Convergence in measure implies convergence in $L^p$ under the hypothesis of domination

Given a sequence $f_n \in L^p$ and $g \in L^p$, with $|f_n| \leq g$, I am trying to show that $f_n \to f$ in measure implies $f_n \to f$ in $L^p$.

Firstly, I know that if $f_n \to f$ in measure, then there is a subsequence $f_{n_i}$ such that $f_{n_i} \to f$ almost everywhere. Then I can use the dominated convergence theorem to show that $\lVert f_{n_i} - f_p\rVert \to 0$.

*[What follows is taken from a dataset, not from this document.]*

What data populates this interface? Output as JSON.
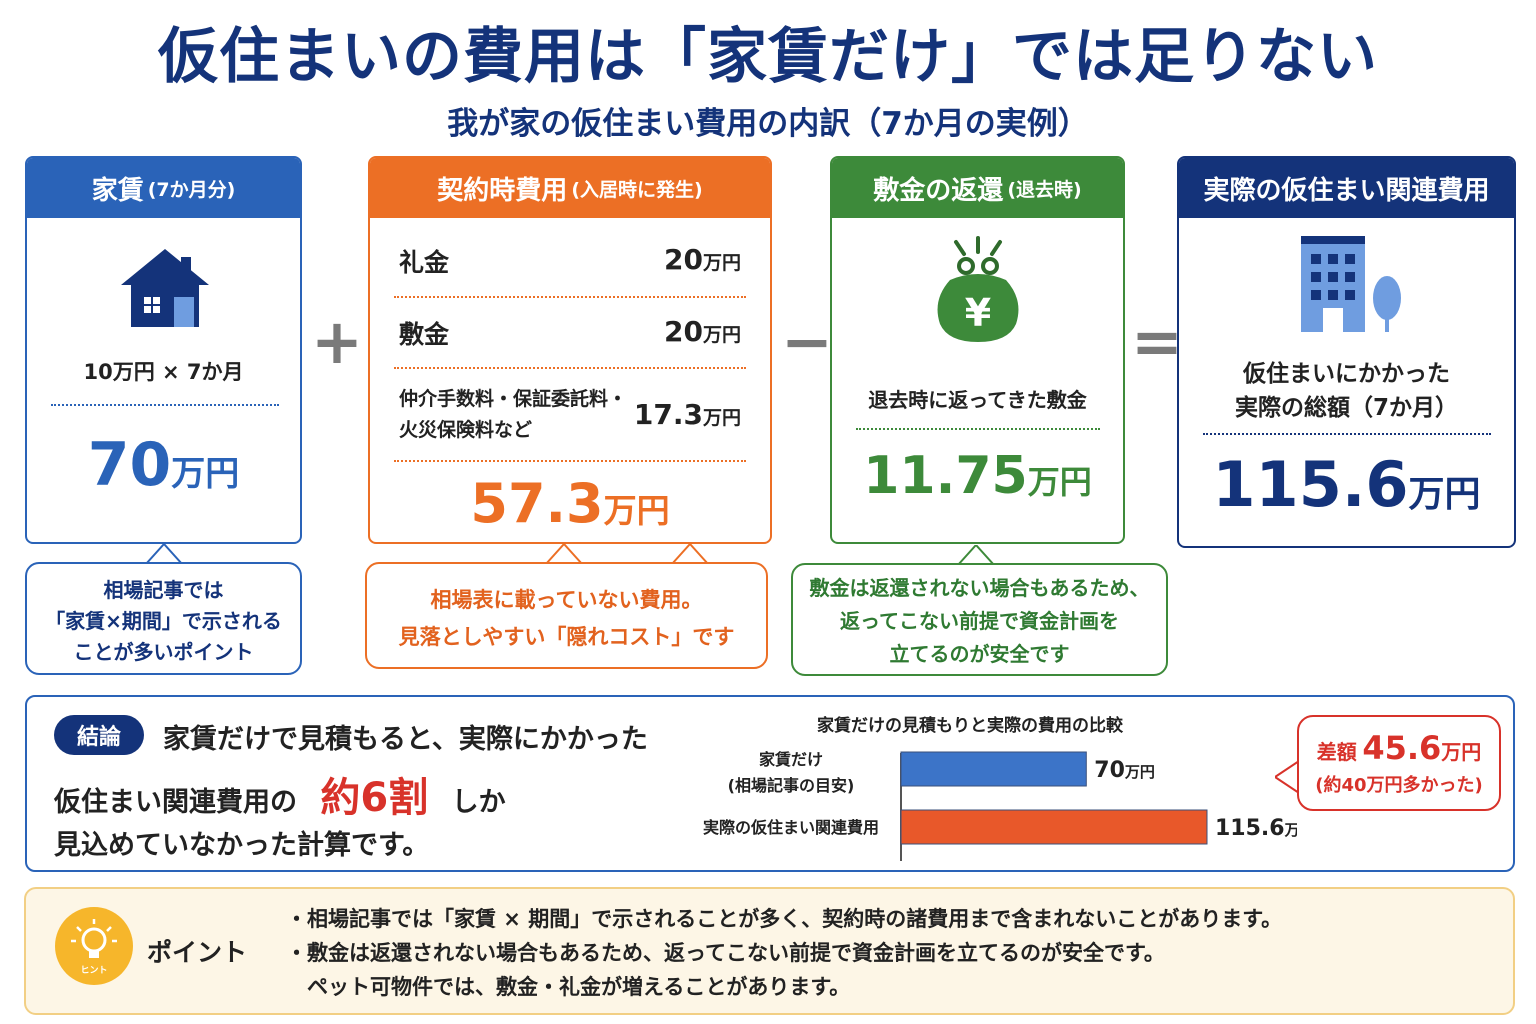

Now I am trying to show that $\lVert f_n - f\rVert_p \to 0$. My idea is to assume that $\lVert f_n - f\rVert_p \nrightarrow 0$ and then show that this contradicts the fact that $\lVert f_{n_i} - f\rVert_p \to 0$, but I am not sure of the details. Can anyone help me finish the argument?


Solution 1:

If $\lVert f_n - f\rVert_p \nrightarrow 0$, there exist a subsequence $ f_{n_i} $ such that $ \| f_{n_i} - f\| _p \ge \varepsilon $ for some $ \varepsilon >0 $. But $ f_{n_i} $ still converges in measure to $ f $. So, again There is a subsequence $ f_{n_{i_j}} $ of the $ f_{n_i} $ such that $ \|f_{n_{i_j}} - f\|_p \rightarrow 0$, and this is a contradiction.